Well, first thing Tuesday morning I went and bought some 10# Fireline and replaced all the flourocarbon leaders on my tip-ups. Maybe it is because it is earlier in the season, but that fish inhaled my minnow. I had it rigged quick-strike with 2 #14 trebles and about 7" between my split-shots and the minnow and when I got a look at the Wally the split was almost touching his nose. He must have already swallowed the damn thing. Well, at least I got to see a flag pop. Nothing like the first flag of the year! Sure got my heart pumping.


----------



## rip-n-lip (Feb 11, 2004)

Just checking to see if there is still going to be anyone fishing Devils Lake on the 9th. If so where are we meeting and what time?

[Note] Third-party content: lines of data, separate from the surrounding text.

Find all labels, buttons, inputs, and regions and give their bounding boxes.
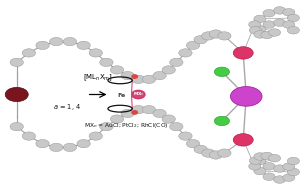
Circle shape xyxy=(162,66,175,74)
Circle shape xyxy=(50,143,63,152)
Circle shape xyxy=(287,157,299,165)
Circle shape xyxy=(194,36,207,44)
Circle shape xyxy=(132,75,145,84)
Circle shape xyxy=(274,165,286,172)
Circle shape xyxy=(261,152,273,160)
Circle shape xyxy=(254,26,266,33)
Circle shape xyxy=(153,71,166,80)
Circle shape xyxy=(89,49,102,57)
Circle shape xyxy=(283,9,295,16)
Circle shape xyxy=(263,163,275,170)
Circle shape xyxy=(214,116,230,126)
Circle shape xyxy=(77,41,90,50)
Circle shape xyxy=(254,15,266,23)
Circle shape xyxy=(254,31,266,38)
Circle shape xyxy=(132,75,137,78)
Circle shape xyxy=(22,132,36,140)
Circle shape xyxy=(214,67,230,77)
Circle shape xyxy=(263,173,275,180)
Text: MX$_n$: MX$_n$ xyxy=(133,91,144,98)
Circle shape xyxy=(287,168,299,176)
Circle shape xyxy=(132,105,145,114)
Circle shape xyxy=(233,47,253,59)
Circle shape xyxy=(274,19,286,26)
Circle shape xyxy=(10,58,23,67)
Circle shape xyxy=(249,26,261,34)
Circle shape xyxy=(283,21,295,28)
Circle shape xyxy=(263,21,275,28)
Circle shape xyxy=(77,139,90,148)
Circle shape xyxy=(218,149,231,157)
Circle shape xyxy=(254,153,266,160)
Circle shape xyxy=(100,122,113,131)
Circle shape xyxy=(274,7,286,14)
Circle shape xyxy=(249,21,261,28)
Circle shape xyxy=(110,115,124,123)
Circle shape xyxy=(153,109,166,118)
Circle shape xyxy=(100,58,113,67)
Circle shape xyxy=(186,41,200,50)
Circle shape xyxy=(50,37,63,46)
Circle shape xyxy=(218,32,231,40)
Circle shape xyxy=(63,143,77,152)
Text: [ML$_n$X$_m$]: [ML$_n$X$_m$] xyxy=(83,73,113,83)
Circle shape xyxy=(233,134,253,146)
Circle shape xyxy=(121,71,134,80)
Circle shape xyxy=(162,115,175,123)
Circle shape xyxy=(209,30,223,38)
Text: Fe: Fe xyxy=(117,93,126,98)
Circle shape xyxy=(132,90,145,99)
Circle shape xyxy=(209,151,223,159)
Circle shape xyxy=(249,163,261,170)
Circle shape xyxy=(194,145,207,153)
Circle shape xyxy=(254,157,266,165)
Circle shape xyxy=(22,49,36,57)
Circle shape xyxy=(132,111,137,114)
Circle shape xyxy=(287,14,299,22)
Circle shape xyxy=(121,109,134,118)
Circle shape xyxy=(110,66,124,74)
Circle shape xyxy=(10,122,23,131)
Circle shape xyxy=(179,132,192,140)
Text: MX$_n$ = AuCl; PtCl$_2$; RhCl(CO): MX$_n$ = AuCl; PtCl$_2$; RhCl(CO) xyxy=(84,121,168,130)
Circle shape xyxy=(202,149,215,157)
Circle shape xyxy=(142,75,156,84)
Circle shape xyxy=(186,139,200,148)
Circle shape xyxy=(170,58,183,67)
Circle shape xyxy=(287,26,299,34)
Circle shape xyxy=(249,157,261,164)
Circle shape xyxy=(283,174,295,181)
Circle shape xyxy=(179,49,192,57)
Circle shape xyxy=(263,9,275,17)
Circle shape xyxy=(36,139,49,148)
Text: $a$ = 1, 4: $a$ = 1, 4 xyxy=(53,102,81,112)
Circle shape xyxy=(5,87,28,102)
Circle shape xyxy=(274,176,286,183)
Circle shape xyxy=(268,29,281,36)
Circle shape xyxy=(268,154,281,162)
Circle shape xyxy=(63,37,77,46)
Circle shape xyxy=(36,41,49,50)
Circle shape xyxy=(142,105,156,114)
Circle shape xyxy=(283,163,295,170)
Circle shape xyxy=(230,87,262,106)
Circle shape xyxy=(170,122,183,131)
Circle shape xyxy=(261,31,273,39)
Circle shape xyxy=(202,32,215,40)
Circle shape xyxy=(254,167,266,175)
Circle shape xyxy=(89,132,102,140)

Thanks, Al


----------



## Mule Skinner (Jan 30, 2003)

Al,
I think this plan for the 9th. fizzled out due to the recent weather warm up. :rant: Not sure if Devils is safe as of right now  
Hopefully we will wake this up at a later date.

I did talk to a guy who works at Knutson's today (Sat)He said they sold plenty of bait and that a few were out on Wamplers lk.
I called a bait shop in leoni twsp(the Minnow Bucket) and they said they sold bait (ie wax worms/minnows) all day, so some lakes in the area have safe ice.
Also called a party store in Waterloo that sells minnows and they said folks were fishing out on Sugarloaf.

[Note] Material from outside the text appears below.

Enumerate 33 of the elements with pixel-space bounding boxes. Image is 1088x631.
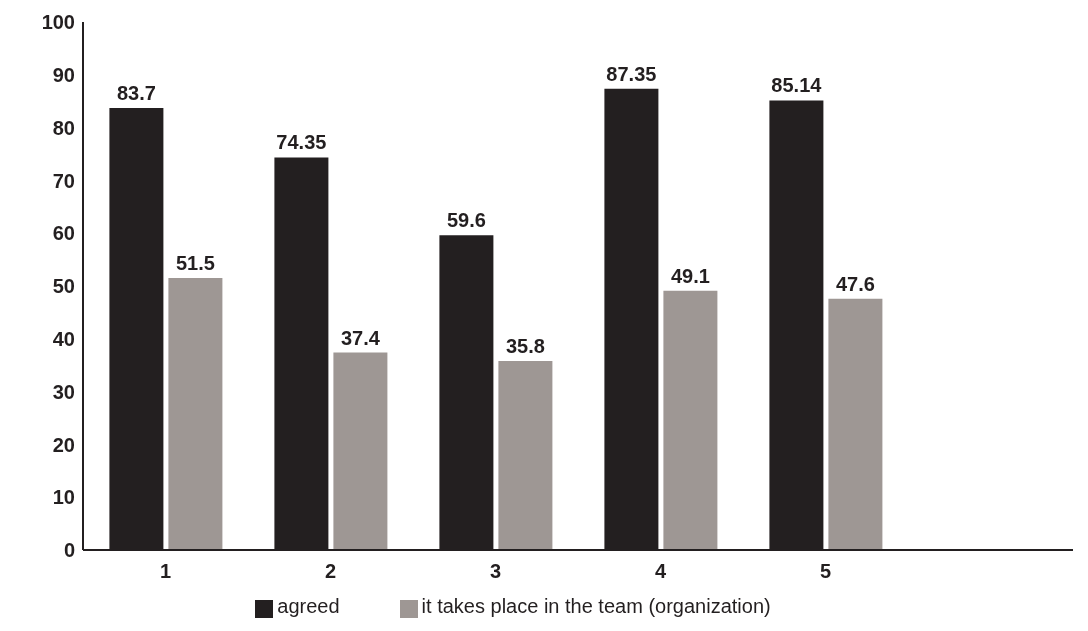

I'm gonna hit a small lake in Waterloo tomorrow and will report ice conditions and results when I return.


----------



## bolodunn (Jan 30, 2004)

yeah other than waterloo i don't know of much ice around. getting another warm-up so i guess we can play it by ear.


----------



## jimhx720 (Jan 9, 2003)

The forecast for next Friday is showing a low of 5, so it should start to firm up again.


----------



## rip-n-lip (Feb 11, 2004)

I fished Wamplers on Saturday afternoon. Several were out. There was 5 inches of clear hard ice with some snow and slush on top. I am also going tomorrow for most of the day. I have not been to Devils so have no idea there.


----------